I have a legacy dataset (ENRON data represented as GraphML) that I would like to query. In an comment in a related question, @StefanArmbruster suggests that I use Cypher to query the database. My query use case is simple: given a message id (a property of the Message node), retrieve the node that has that id, and also retrieve the sender and recipient nodes of that message.
It seems that to do this in Cypher, I first have to create an index of the nodes. Is there a way to do this automatically when the data is loaded from the graphML file? (I had used Gremlin to load the data and create the database.)
I also have an external Lucene index of the data (I need it for other purposes). Does it make sense to have two indexes? I could, for example, index the Neo4J node ids into my external index, and then query the graph based on those ids. My concern is about the persistence of these ids. (By analogy, Lucene document ids should not be treated as persistent.)
So, should I:
Index the Neo4j graph internally to query on message ids using Cypher? (If so, what is the best way to do that: regenerate the database with some suitable incantation to get the index built? Build the index on the already-existing db?)
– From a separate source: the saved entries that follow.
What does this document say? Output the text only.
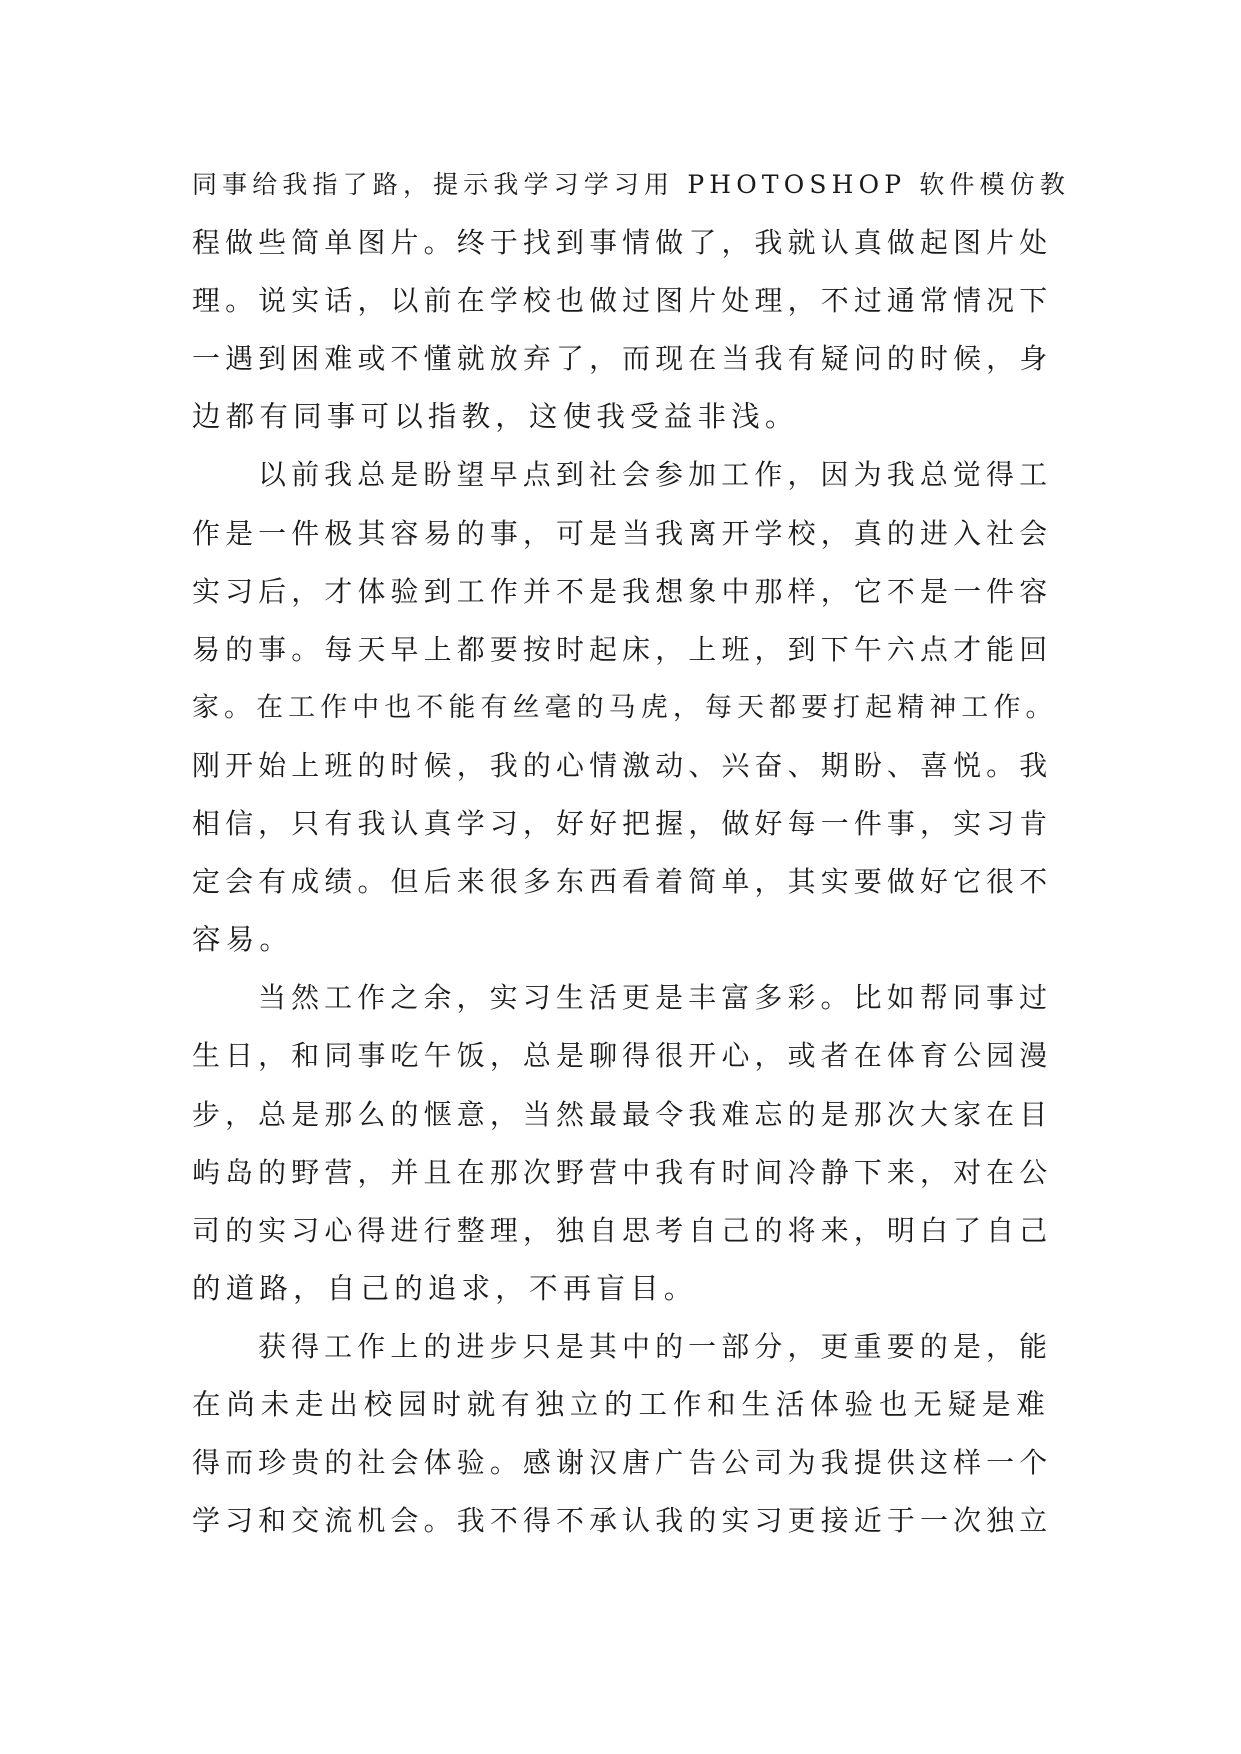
同事给我指了路，提示我学习学习用 PHOTOSHOP 软件模仿教
程做些简单图片。终于找到事情做了，我就认真做起图片处
理。说实话，以前在学校也做过图片处理，不过通常情况下
一遇到困难或不懂就放弃了，而现在当我有疑问的时候，身
边都有同事可以指教，这使我受益非浅。

以前我总是盼望早点到社会参加工作，因为我总觉得工
作是一件极其容易的事，可是当我离开学校，真的进入社会
实习后，才体验到工作并不是我想象中那样，它不是一件容
易的事。每天早上都要按时起床，上班，到下午六点才能回
家。在工作中也不能有丝毫的马虎，每天都要打起精神工作。
刚开始上班的时候，我的心情激动、兴奋、期盼、喜悦。我
相信，只有我认真学习，好好把握，做好每一件事，实习肯
定会有成绩。但后来很多东西看着简单，其实要做好它很不
容易。

当然工作之余，实习生活更是丰富多彩。比如帮同事过
生日，和同事吃午饭，总是聊得很开心，或者在体育公园漫
步，总是那么的惬意，当然最最令我难忘的是那次大家在目
屿岛的野营，并且在那次野营中我有时间冷静下来，对在公
司的实习心得进行整理，独自思考自己的将来，明白了自己
的道路，自己的追求，不再盲目。

获得工作上的进步只是其中的一部分，更重要的是，能
在尚未走出校园时就有独立的工作和生活体验也无疑是难
得而珍贵的社会体验。感谢汉唐广告公司为我提供这样一个
学习和交流机会。我不得不承认我的实习更接近于一次独立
Store Neo4j node ids in my external Lucene index and retrieve nodes via these stored ids?
UPDATE
I have been trying to get auto-indexing to work with Gremlin and an embedded server, but with no luck. In the documentation it says
The underlying database is auto-indexed, see Section 14.12, “Automatic Indexing” so the script can return the imported node by index lookup.
But when I examine the graph after loading a new database, no indexes seem to exist.
The Neo4j documentation on auto indexing says that a bunch of configuration is required. In addition to setting node_auto_indexing = true, you have to configure it
To actually auto index something, you have to set which properties should get indexed. You do this by listing the property keys to index on. In the configuration file, use the node_keys_indexable and relationship_keys_indexable configuration keys. When using embedded mode, use the GraphDatabaseSettings.node_keys_indexable and GraphDatabaseSettings.relationship_keys_indexable configuration keys. In all cases, the value should be a comma separated list of property keys to index on.
So is Gremlin supposed to set the GraphDatabaseSettings parameters? I tried passing in a map into the Neo4jGraph constructor like this:
Map<String,String> config = [
'node_auto_indexing':'true',
'node_keys_indexable': 'emailID'
]
Neo4jGraph g = new Neo4jGraph(graphDB, config);
g.loadGraphML("../databases/data.graphml");
but that had no apparent effect on index creation.
UPDATE 2
Rather than configuring the database through Gremlin, I used the examples given in the Neo4j documentation so that my database creation was like this (in Groovy):
protected Neo4jGraph getGraph(String graphDBname, String databaseName) {
boolean populateDB = !new File(graphDBName).exists();
if(populateDB)
println "creating database";
else
println "opening database";
GraphDatabaseService graphDB = new GraphDatabaseFactory().
newEmbeddedDatabaseBuilder( graphDBName ).
setConfig( GraphDatabaseSettings.node_keys_indexable, "emailID" ).
setConfig( GraphDatabaseSettings.node_auto_indexing, "true" ).
setConfig( GraphDatabaseSettings.dump_configuration, "true").
newGraphDatabase();
Neo4jGraph g = new Neo4jGraph(graphDB);
if (populateDB) {
println "Populating graph"
g.loadGraphML(databaseName);
}
return g;
}
and my retrieval was done like this:
ReadableIndex<Node> autoNodeIndex = graph.rawGraph.index()
.getNodeAutoIndexer()
.getAutoIndex();
def node = autoNodeIndex.get( "emailID", "<2614099.1075839927264.JavaMail.evans@thyme>" ).getSingle();
And this seemed to work. Note, however, that the getIndices() call on the Neo4jGraph object still returned an empty list. So the upshot is that I can exercise the Neo4j API correctly, but the Gremlin wrapper seems to be unable to reflect the indexing state. The expression g.idx('node_auto_index') (documented in Gremlin Methods) returns null.